Authorities content with current hurling format
No plans to look at six-team composition of top two divisions despite widespread criticism
There are no plans to review the format of the Allianz Hurling League despite the widespread criticism of the current format and Cork’s weekend relegation to Division One B.
“Not particularly,” was the response of Feargal McGill, the GAA’s head of games administration, when asked did the association intend to look again at the six-team composition of the top two divisions.
“We don’t see any need in that this season’s league has thrown up nothing we didn’t expect.
“One thing we felt was unfair was the situation which allowed an unbeaten team topping Division One B to miss out on promotion and that’s been changed for next year”
This has been the fate of Limerick in the past two years. Having topped the table they lost the divisional final and saw Clare, and this year Dublin, get promotion ahead of them.

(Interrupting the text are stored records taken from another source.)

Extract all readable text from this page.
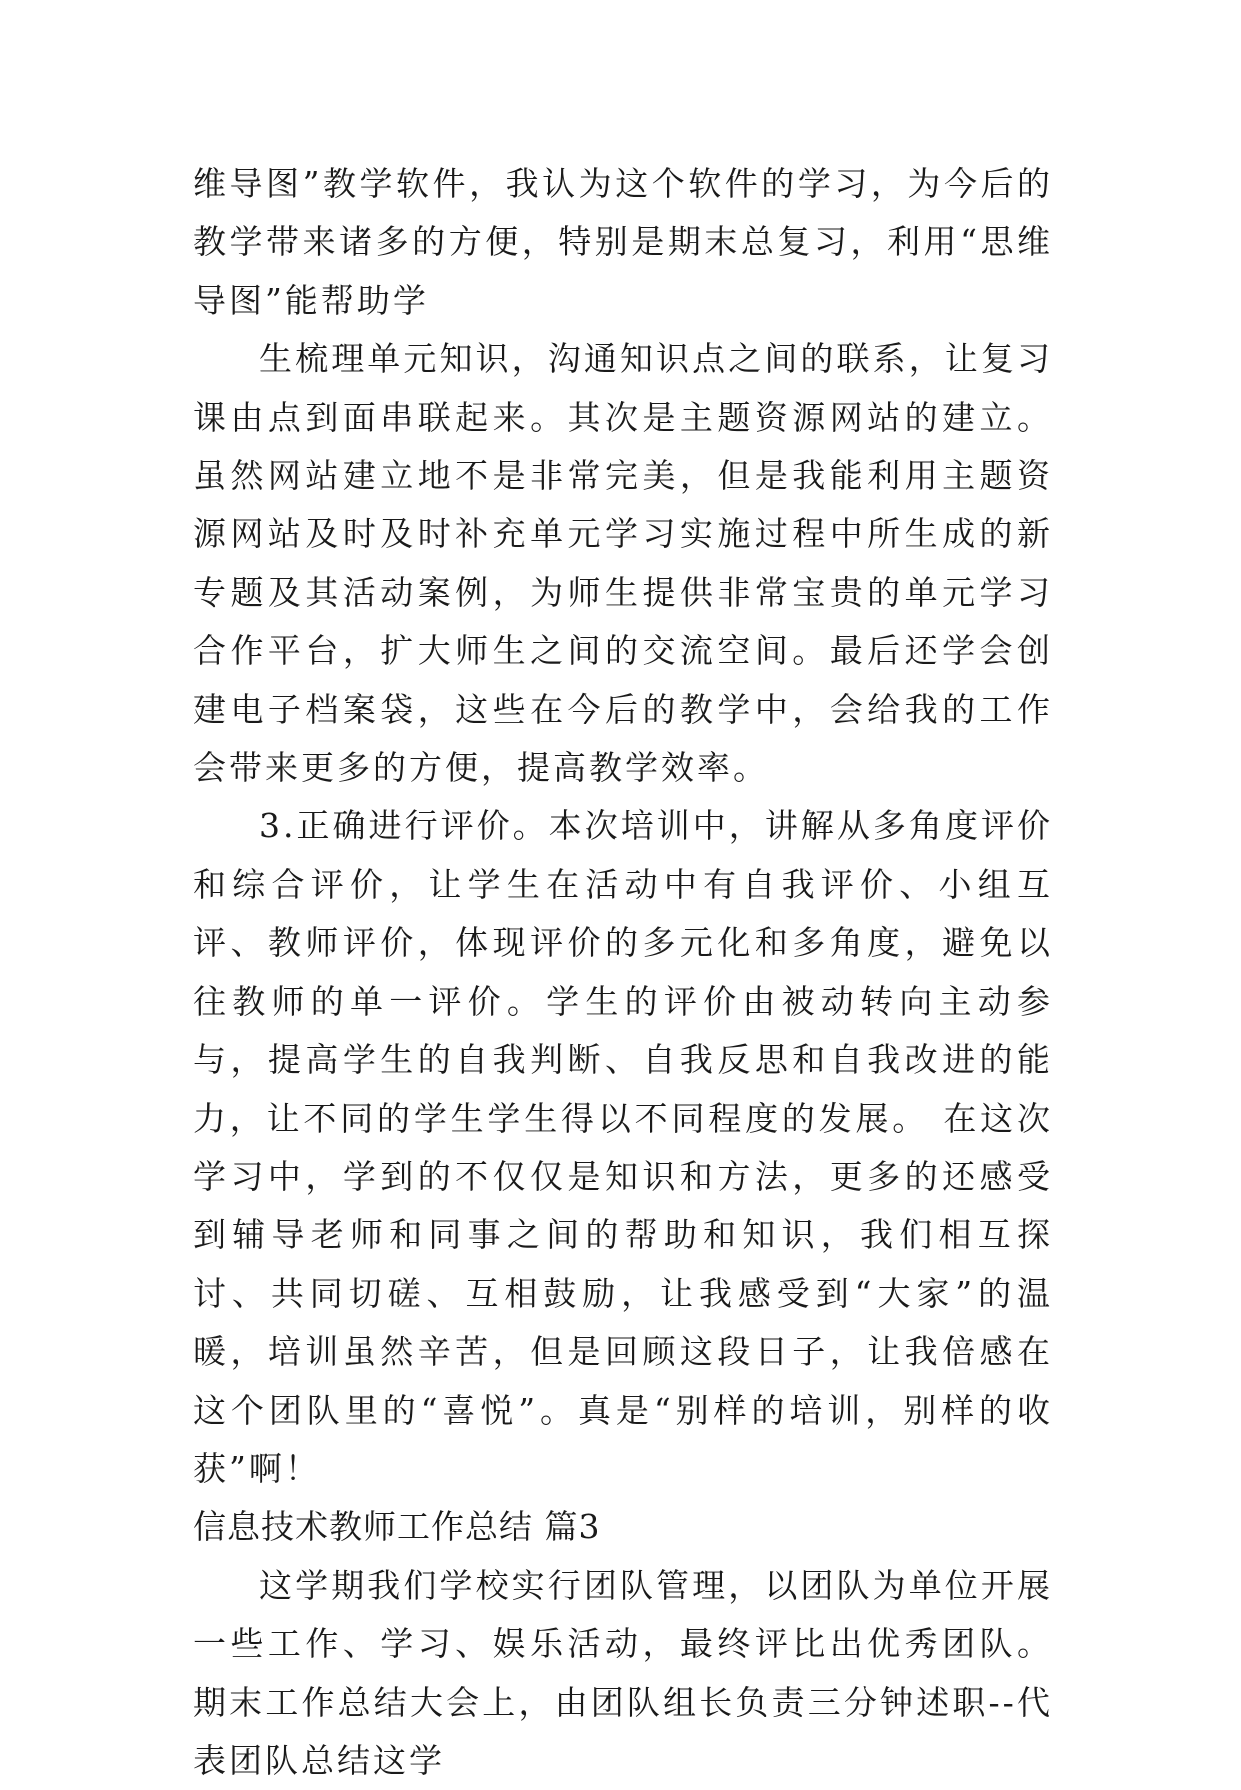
维导图”教学软件，我认为这个软件的学习，为今后的教学带来诸多的方便，特别是期末总复习，利用“思维导图”能帮助学

生梳理单元知识，沟通知识点之间的联系，让复习课由点到面串联起来。其次是主题资源网站的建立。虽然网站建立地不是非常完美，但是我能利用主题资源网站及时及时补充单元学习实施过程中所生成的新专题及其活动案例，为师生提供非常宝贵的单元学习合作平台，扩大师生之间的交流空间。最后还学会创建电子档案袋，这些在今后的教学中，会给我的工作会带来更多的方便，提高教学效率。

3.正确进行评价。本次培训中，讲解从多角度评价和综合评价，让学生在活动中有自我评价、小组互评、教师评价，体现评价的多元化和多角度，避免以往教师的单一评价。学生的评价由被动转向主动参与，提高学生的自我判断、自我反思和自我改进的能力，让不同的学生学生得以不同程度的发展。 在这次学习中，学到的不仅仅是知识和方法，更多的还感受到辅导老师和同事之间的帮助和知识，我们相互探讨、共同切磋、互相鼓励，让我感受到“大家”的温暖，培训虽然辛苦，但是回顾这段日子，让我倍感在这个团队里的“喜悦”。真是“别样的培训，别样的收获”啊！

信息技术教师工作总结 篇3

这学期我们学校实行团队管理，以团队为单位开展一些工作、学习、娱乐活动，最终评比出优秀团队。期末工作总结大会上，由团队组长负责三分钟述职--代表团队总结这学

Next year’s format will feature automatic promotion for the team that finishes top and quarter-finals between the first four counties in Divisions One A and One B.
Voices have been raised in protest by managers in a number of counties, arguing the six-team divisions were too small to generate adequate revenue and to encourage hurling development in those counties outside of the top tier.
There were comments last week speculating if Cork, one of the game’s traditional powers, got relegated the format would be changed to facilitate their return to the top. McGill says however that change is unlikely. “I’m not prejudging what Central Council might decide to do,” he said. “But January’s meeting which accepted the proposals by a sizeable majority was also of the view that the format shouldn’t be changed for some time.
“We’re also happy with the competitiveness of the first division – without doubt it’s been the most unbelievably competitive league we’ve ever had. One of the problems with some of proposals for a bigger Division One to accommodate more counties is that there has to be promotion and relegation, which would leave some hurling counties even more isolated than they feel they are in the current system.”